A wounded horse bucked, screaming on a broken leg. It lurched at my subordinate dragging harness and the wagon so I calmly shot it once in the brain without thinking about it. It flopped to the ground, dead. A dumb looking lieutenant stuck his head out from around a wagon and peered at me. The name tag said Itami. Oh, it was him. I sighed.

“Aren’t you those girls from Ginza?” he said.

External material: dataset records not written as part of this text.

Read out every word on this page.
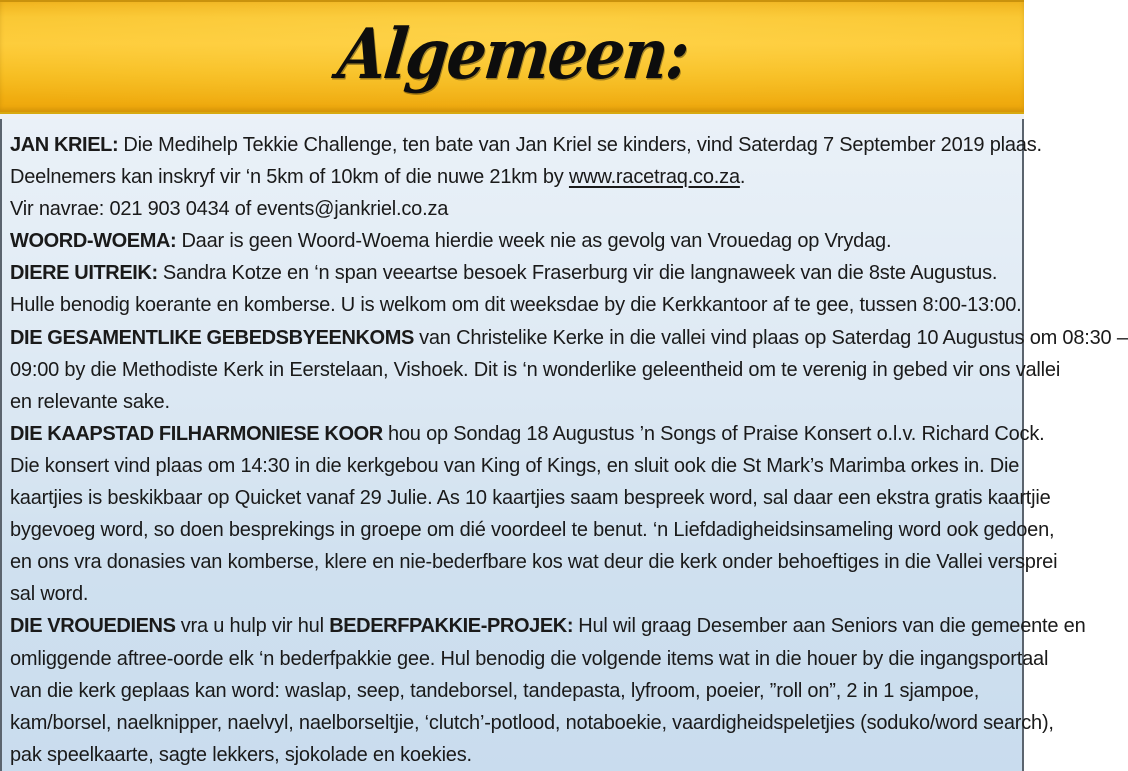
Algemeen:
JAN KRIEL: Die Medihelp Tekkie Challenge, ten bate van Jan Kriel se kinders, vind Saterdag 7 September 2019 plaas.
Deelnemers kan inskryf vir ‘n 5km of 10km of die nuwe 21km by www.racetraq.co.za.
Vir navrae: 021 903 0434 of events@jankriel.co.za
WOORD-WOEMA: Daar is geen Woord-Woema hierdie week nie as gevolg van Vrouedag op Vrydag.
DIERE UITREIK: Sandra Kotze en ‘n span veeartse besoek Fraserburg vir die langnaweek van die 8ste Augustus.
Hulle benodig koerante en komberse. U is welkom om dit weeksdae by die Kerkkantoor af te gee, tussen 8:00-13:00.
DIE GESAMENTLIKE GEBEDSBYEENKOMS van Christelike Kerke in die vallei vind plaas op Saterdag 10 Augustus om 08:30 –
09:00 by die Methodiste Kerk in Eerstelaan, Vishoek. Dit is ‘n wonderlike geleentheid om te verenig in gebed vir ons vallei
en relevante sake.
DIE KAAPSTAD FILHARMONIESE KOOR hou op Sondag 18 Augustus ’n Songs of Praise Konsert o.l.v. Richard Cock.
Die konsert vind plaas om 14:30 in die kerkgebou van King of Kings, en sluit ook die St Mark’s Marimba orkes in. Die
kaartjies is beskikbaar op Quicket vanaf 29 Julie. As 10 kaartjies saam bespreek word, sal daar een ekstra gratis kaartjie
bygevoeg word, so doen besprekings in groepe om dié voordeel te benut. ‘n Liefdadigheidsinsameling word ook gedoen,
en ons vra donasies van komberse, klere en nie-bederfbare kos wat deur die kerk onder behoeftiges in die Vallei versprei
sal word.
DIE VROUEDIENS vra u hulp vir hul BEDERFPAKKIE-PROJEK: Hul wil graag Desember aan Seniors van die gemeente en
omliggende aftree-oorde elk ‘n bederfpakkie gee. Hul benodig die volgende items wat in die houer by die ingangsportaal
van die kerk geplaas kan word: waslap, seep, tandeborsel, tandepasta, lyfroom, poeier, ”roll on”, 2 in 1 sjampoe,
kam/borsel, naelknipper, naelvyl, naelborseltjie, ‘clutch’-potlood, notaboekie, vaardigheidspeletjies (soduko/word search),
pak speelkaarte, sagte lekkers, sjokolade en koekies.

“We’re from Chiba. We were visiting Ginza that day. Lots of people visit Ginza.”

“Well, not anymore. Or not for fun.” This was from Ebina, who stepped out from around another cart. The villagers were peering at us, not understanding our language. I gathered they spoke guttural Latin, like a version of Romanian with slightly different pronunciation and some bastard consonants and vowels that probably evolved over 2000 years. So close to Latin, but not exactly.

“Ebina. Want to introduce us?” I offered.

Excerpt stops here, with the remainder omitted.